Dans les années qui suivent la Seconde Guerre mondiale, la quête de la croissance économique et des gains de productivité donne naissance à de nouvelles formes de production : l’automation puis la robotisation. Conçues pour remplacer l’intervention humaine, elles transforment le travail, non sans susciter débats et inquiétudes.
L’automation
L’automation – mot probablement inventé à la Harvard Business School de Boston par John Diebold (Automation: The Advent of Automatic Factory, 1952) – désigne les techniques qui permettent à une machine ou un ensemble de machines (sur une chaîne de production par exemple) de fonctionner sans intervention humaine. Elle a donc un sens plus spécifique qu’automatisation. Elle qualifie une automatisation des machines, voire d’une usine entière. Elle se développe grâce aux progrès de l’électronique réalisés après la guerre et concerne différentes activités. L’« informatique » apparaît ainsi au début des années 1960 pour nommer ce qui relève du traitement automatisé des informations.
La robotisation est une forme particulière de l’automation qui a suscité le développement de la robotique industrielle. Un robot est un système programmable, articulé et à commande automatique, capable de reproduire le geste d’un humain. Le mot est né sous la plume de l’auteur tchécoslovaque Karel Čapek en 1920. Le premier robot industriel est le Unimate conçu par l’entreprise étasunienne Animation en 1961 et testé par le constructeur automobile General Motors. Toutefois, la robotisation n’a réellement pris son essor dans l’industrie que dans les années 1980 après que des constructeurs allemands et japonais ont proposé de nouveaux systèmes. Le nombre de robots industriels produits dans le monde a triplé depuis les années 1990.
Automates et robots peuvent exécuter des tâches en continu, plus rapidement et plus précisément qu’un ouvrier, avec une qualité régulière. Ils ne se syndiquent pas et ne se mettent pas en grève.
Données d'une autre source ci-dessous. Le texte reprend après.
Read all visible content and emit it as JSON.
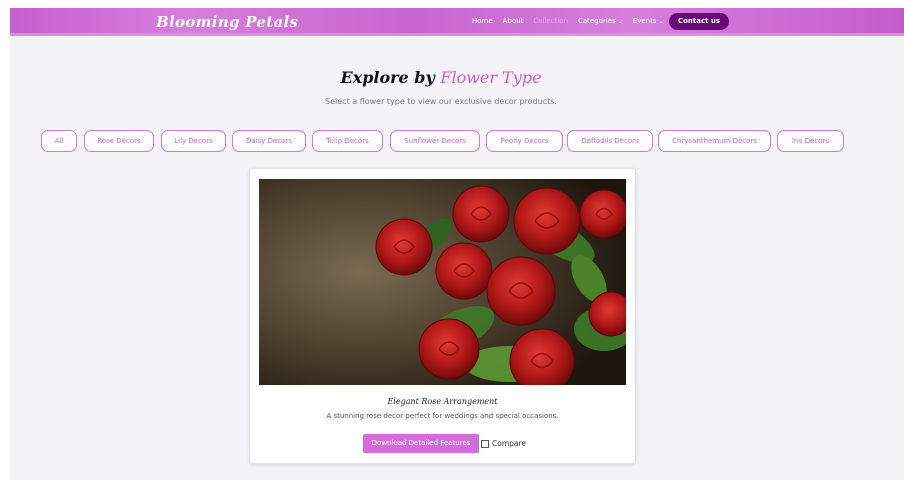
{
  "navbar": {
    "brand": "Blooming Petals",
    "links": [
      {
        "label": "Home"
      },
      {
        "label": "About"
      },
      {
        "label": "Collection"
      },
      {
        "label": "Categories"
      },
      {
        "label": "Events"
      }
    ],
    "caret": "⌄",
    "contact_label": "Contact us"
  },
  "header": {
    "title_prefix": "Explore by",
    "title_accent": "Flower Type",
    "subtitle": "Select a flower type to view our exclusive decor products."
  },
  "filters": [
    "All",
    "Rose Decors",
    "Lily Decors",
    "Daisy Decors",
    "Tulip Decors",
    "Sunflower Decors",
    "Peony Decors",
    "Daffodils Decors",
    "Chrysanthemum Decors",
    "Iris Decors"
  ],
  "product": {
    "title": "Elegant Rose Arrangement",
    "description": "A stunning rose decor perfect for weddings and special occasions.",
    "download_label": "Download Detailed Features",
    "compare_label": "Compare"
  },
  "colors": {
    "accent": "#c95bd2",
    "contact_button": "#6a0a78",
    "download_button": "#d16ed9"
  }
}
Ils réactualisent le vieux rêve patronal de surveillance et de contrôle du travail qui avait accompagné la naissance de l’usine à l’aube de l’industrialisation.
Enfin, l’automatisation a gagné l’agriculture (robot de traite) et les services, par exemple les transports (ligne de métro automatisée) ou le commerce (caisse automatique). Dans ce dernier cas, l’automate reporte sur le client lui-même les tâches qui étaient auparavant exécutées par un salarié. La robotisation et l’automation ont donc nécessairement un impact sur le travail.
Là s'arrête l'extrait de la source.